– Мои родственники дошли до ручки, – неожиданно продолжила она. – Хотели поскорее выдать меня замуж. А я, когда почувствовала, что жизнь – пустая штука, нашла для себя… – она торжествующе стрельнула глазами в небо, – нашла для себя кое-что!
Карлайл не торопил, и она выпалила:
– Смелость, только и всего; смелость как жизненный принцип, от которого нельзя отступать. Тогда-то у меня и появилась твердая вера в себя. Мне стало ясно, что все мои кумиры прошлых лет увлекали меня именно проявлениями смелости. В житейских ситуациях я искала только смелость. Вот, например, в профессиональном боксе: человек избит, окровавлен, но все равно поднимается с ринга, хоть и знает, что пощады не будет; я требовала, чтобы поклонники водили меня в бойцовский клуб; куртизанкой проплывала через этот гадюшник, смотрела на толпу как на грязь под ногами, что хотела, то и делала, плевала на чужое мнение, во всем потакала себе, чтобы умереть так, как сама задумала… У тебя закурить есть?
Он молча протянул ей сигарету и поднес зажигалку.
– И все равно, – продолжила Ардита, – мужчины – и юнцы, и старики – ходили за мной табунами: они по большей части не могли сравниться со мной ни умом, ни положением, но тем не менее все жаждали меня заполучить – прибрать к рукам этот необыкновенный, гордый ореол, которым я себя окружила. Ты меня понимаешь?
– Наверное. Ты всегда выходила победительницей и никогда не извинялась.
– Ни разу!
Она стала у кромки, на миг замерла распятием на фоне неба, потом описала в воздухе темную параболу и, улетев вниз футов на двадцать, без малейшего всплеска прорезала воду между двумя серебристыми гребешками.
И вновь ее голос поплыл вверх из бездны:
– А смелость позволяла мне пробиваться сквозь унылое серое марево и подниматься не только над людьми и обстоятельствами, но и над серостью самой жизни. Для познания ценности вечного и цены преходящего.
Она уже карабкалась на утес, и по завершении этого монолога рядом с Кертисом возникла ее голова с мокрыми соломенными волосами, распавшимися на прямой пробор и отброшенными назад.

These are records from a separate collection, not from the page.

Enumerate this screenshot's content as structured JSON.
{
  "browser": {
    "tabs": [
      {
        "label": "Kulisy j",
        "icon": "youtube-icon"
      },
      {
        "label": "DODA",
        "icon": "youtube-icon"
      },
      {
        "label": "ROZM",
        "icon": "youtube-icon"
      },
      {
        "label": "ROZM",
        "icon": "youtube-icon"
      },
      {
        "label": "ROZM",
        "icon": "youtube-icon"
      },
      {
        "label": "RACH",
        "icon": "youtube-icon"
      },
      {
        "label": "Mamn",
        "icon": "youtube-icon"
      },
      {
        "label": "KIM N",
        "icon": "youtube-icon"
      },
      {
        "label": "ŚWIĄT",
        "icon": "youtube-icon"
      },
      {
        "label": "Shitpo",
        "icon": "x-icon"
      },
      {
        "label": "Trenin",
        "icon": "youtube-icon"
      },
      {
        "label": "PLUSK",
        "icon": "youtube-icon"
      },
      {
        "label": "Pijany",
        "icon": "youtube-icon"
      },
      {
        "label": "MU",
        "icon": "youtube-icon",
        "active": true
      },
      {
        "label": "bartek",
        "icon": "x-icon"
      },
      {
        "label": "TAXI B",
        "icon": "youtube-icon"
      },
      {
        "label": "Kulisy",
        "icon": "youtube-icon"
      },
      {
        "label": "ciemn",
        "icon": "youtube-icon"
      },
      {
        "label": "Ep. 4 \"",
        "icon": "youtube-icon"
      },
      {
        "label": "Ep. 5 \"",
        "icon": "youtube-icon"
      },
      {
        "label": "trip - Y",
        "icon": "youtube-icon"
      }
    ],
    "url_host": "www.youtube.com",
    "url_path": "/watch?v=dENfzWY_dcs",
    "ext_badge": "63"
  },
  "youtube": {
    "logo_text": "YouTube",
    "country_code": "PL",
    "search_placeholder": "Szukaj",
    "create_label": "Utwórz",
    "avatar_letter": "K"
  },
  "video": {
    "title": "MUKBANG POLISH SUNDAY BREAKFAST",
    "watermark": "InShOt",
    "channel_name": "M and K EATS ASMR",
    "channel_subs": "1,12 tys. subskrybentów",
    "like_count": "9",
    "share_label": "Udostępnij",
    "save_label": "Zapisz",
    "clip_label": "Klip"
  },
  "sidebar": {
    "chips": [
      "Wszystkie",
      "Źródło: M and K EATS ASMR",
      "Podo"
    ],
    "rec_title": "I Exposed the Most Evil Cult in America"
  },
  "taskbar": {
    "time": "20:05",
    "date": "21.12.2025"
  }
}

– Так-то оно так… – усомнился Карлайл. – Можешь называть себя смелой, но твоя смелость, если вдуматься, досталась тебе по праву рождения. Своеволие у тебя в крови. А на меня порой нападет такая тоска, что даже смелость видится пустой и безжизненной.
Ардита сидела у кромки, обхватив колени и рассеянно глядя на белую луну; Кертис находился чуть поодаль: он замер в нише, как придуманный бог в алтаре.
– Не хочу строить из себя Поллианну[6], – начала Ардита, – но ты не до конца меня понимаешь. Моя смелость – это вера: вера в собственную стойкость… в то, что радость вернется, что будет еще надежда, искренность… А пока этого не произошло, мне думается, надо сжать губы, вздернуть подбородок, широко раскрыть глаза – и обойтись без глупых улыбок. Я ведь много раз обжигалась и не ныла, хотя женщины обжигаются куда больнее, чем мужчины.
– А вдруг, – предположил Карлайл, – радости с надеждами слегка припозднятся, а занавес уже опустится для тебя навеки?
Ардита встала, подошла к гранитной стене и с усилием взобралась на следующий уступ, футов на десять – пятнадцать выше.
– В таком случае, – откликнулась она, – я уйду непобежденной!
– Не вздумай оттуда нырять! Спину сломаешь, – быстро проговорил он.
Она расхохоталась:
– Кто, я?
Неспешно раскинув руки, она замерла, как лебедь, и сердце Карлайла переполнила теплая, лучистая гордость за это совершенство юности.
– Мы парим, как на крыльях, по черному воздуху, – крикнула она сверху, – а ноги у нас вытянуты, словно дельфиний хвост, и нам кажется, что до этого серебра еще лететь и лететь куда-то вниз, но вдруг оно принимает нас в свои теплые объятия, а волны покрывают ласками и поцелуями.